Gene editing is also entering the arena. The first-in-human trial of CRISPR-Cas9 therapy for Duchenne muscular dystrophy (CRD-TX-001) reported restoration of dystrophin expression in 12% of muscle fibers at 12 months, with stabilization of muscle mass and function (Olson et al.,Science Translational Medicine, 2025). While still early, this proof-of-concept demonstrates that permanent correction of genetic defects can restore skeletal muscle mass over the long term.

Future outlook

The next decade will likely see the integration of multi-omics profiling to predict individual responses to anabolic interventions. A key challenge is the heterogeneity of muscle wasting – cachexia, sarcopenia, and disuse atrophy share some pathways but differ in their dominant drivers. Machine learning models trained on longitudinal DXA, MRI, and serum proteomics are already achieving 90% accuracy in classifying wasting subtypes, enabling personalized treatment regimens.

Another frontier is the role of the gut-muscle axis. Recent metagenomic studies have identified specific bacterial strains (e.g.,Prevotella copri,Lactobacillus plantarum) that produce short-chain fatty acids capable of stimulating MPS via GPR41/43 receptors.
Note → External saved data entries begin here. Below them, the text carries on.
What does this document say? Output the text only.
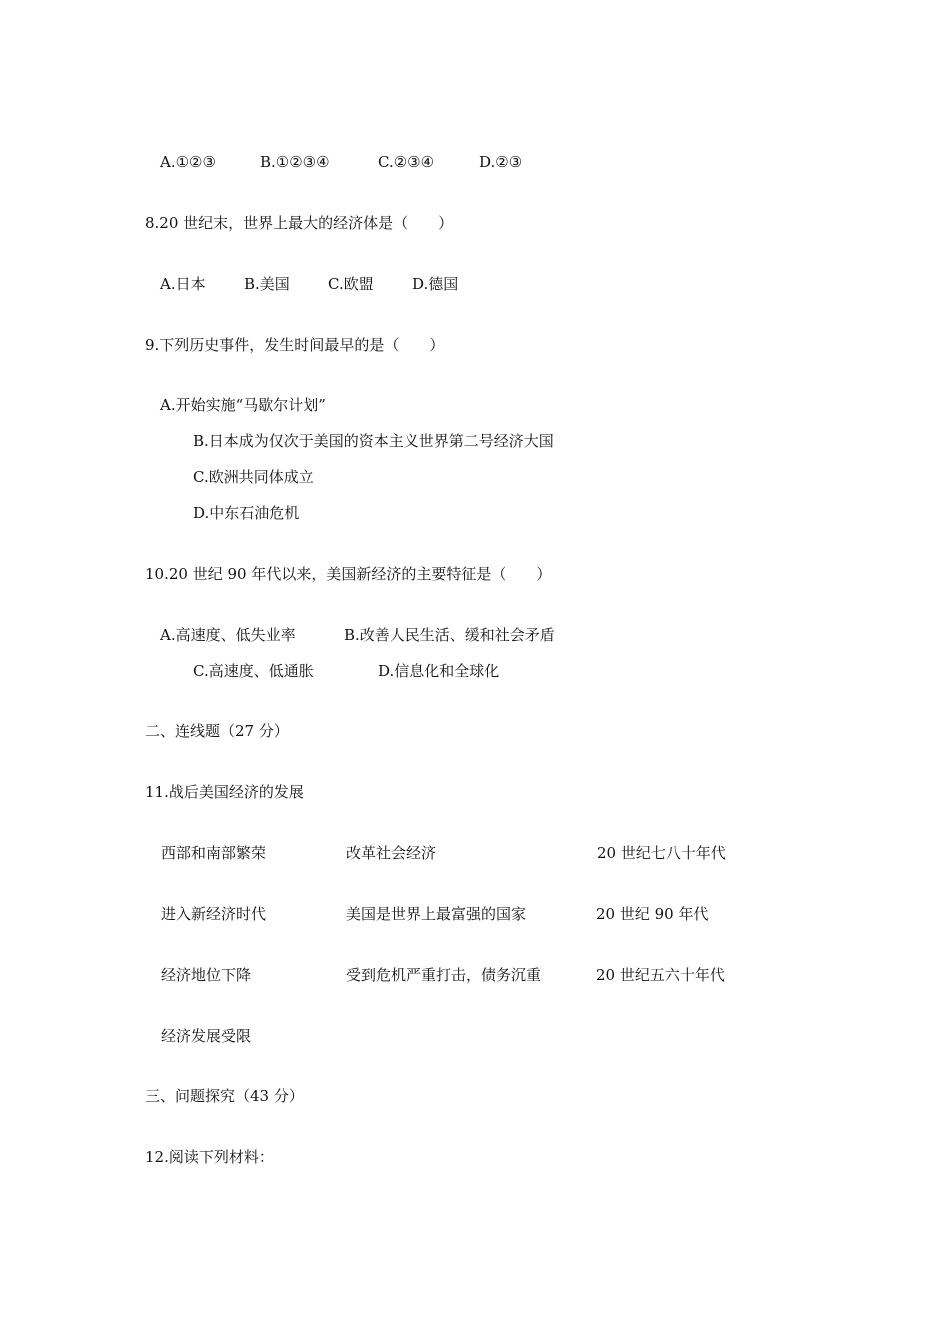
A.①②③	B.①②③④	C.②③④	D.②③
8.20 世纪末，世界上最大的经济体是（　　）
A.日本	B.美国	C.欧盟	D.德国
9.下列历史事件，发生时间最早的是（　　）
A.开始实施“马歇尔计划”
B.日本成为仅次于美国的资本主义世界第二号经济大国
C.欧洲共同体成立
D.中东石油危机
10.20 世纪 90 年代以来，美国新经济的主要特征是（　　）
A.高速度、低失业率	B.改善人民生活、缓和社会矛盾
C.高速度、低通胀	D.信息化和全球化
二、连线题（27 分）
11.战后美国经济的发展
西部和南部繁荣	改革社会经济	20 世纪七八十年代
进入新经济时代	美国是世界上最富强的国家	20 世纪 90 年代
经济地位下降	受到危机严重打击，债务沉重	20 世纪五六十年代
经济发展受限
三、问题探究（43 分）
12.阅读下列材料：
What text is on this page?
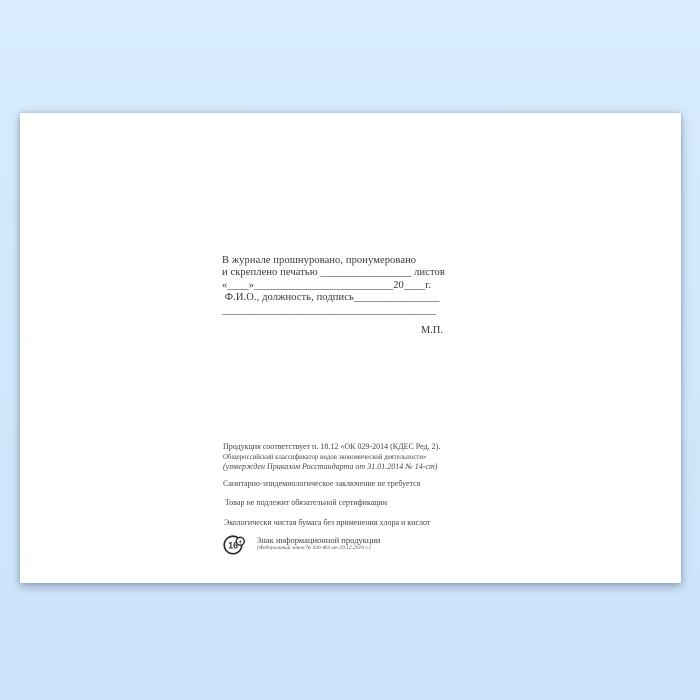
В журнале прошнуровано, пронумеровано
и скреплено печатью _________________ листов
«____»__________________________20____г.
Ф.И.О., должность, подпись________________
________________________________________
М.П.
Продукция соответствует п. 18.12 «ОК 029-2014 (КДЕС Ред. 2).
Общероссийский классификатор видов экономической деятельности»
(утвержден Приказом Росстандарта от 31.01.2014 № 14-ст)
Санитарно-эпидемиологическое заключение не требуется
Товар не подлежит обязательной сертификации
Экологически чистая бумага без применения хлора и кислот
16 + Знак информационной продукции
(Федеральный закон № 436-ФЗ от 29.12.2010 г.)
A 2025 randomized trial showed that a synbiotic supplement increased thigh muscle cross-sectional area by 2.1% over 16 weeks in sarcopenic older adults, independent of protein intake (Ticinesi et al.,Clinical Nutrition, 2025). If confirmed, this could offer a low-cost, scalable intervention for populations with limited access to exercise facilities.

Finally, the convergence of wearable sensors and closed-loop drug delivery systems may soon allow real-time modulation of skeletal muscle mass. Implantable microfluidic devices that release myostatin inhibitors in response to accelerometer-detected immobility are in preclinical testing. While ethical and regulatory hurdles remain, the vision of on-demand muscle mass preservation – particularly for astronauts, bedridden patients, and the very old – is becoming tangible.

In summary, the study of skeletal muscle mass has evolved into a multidisciplinary field where molecular biology, imaging, and bioengineering converge. The advances of the past three years alone have moved the needle from descriptive phenotyping to mechanism-based intervention, promising a future where muscle wasting is not an inevitable consequence of aging or disease, but a treatable condition.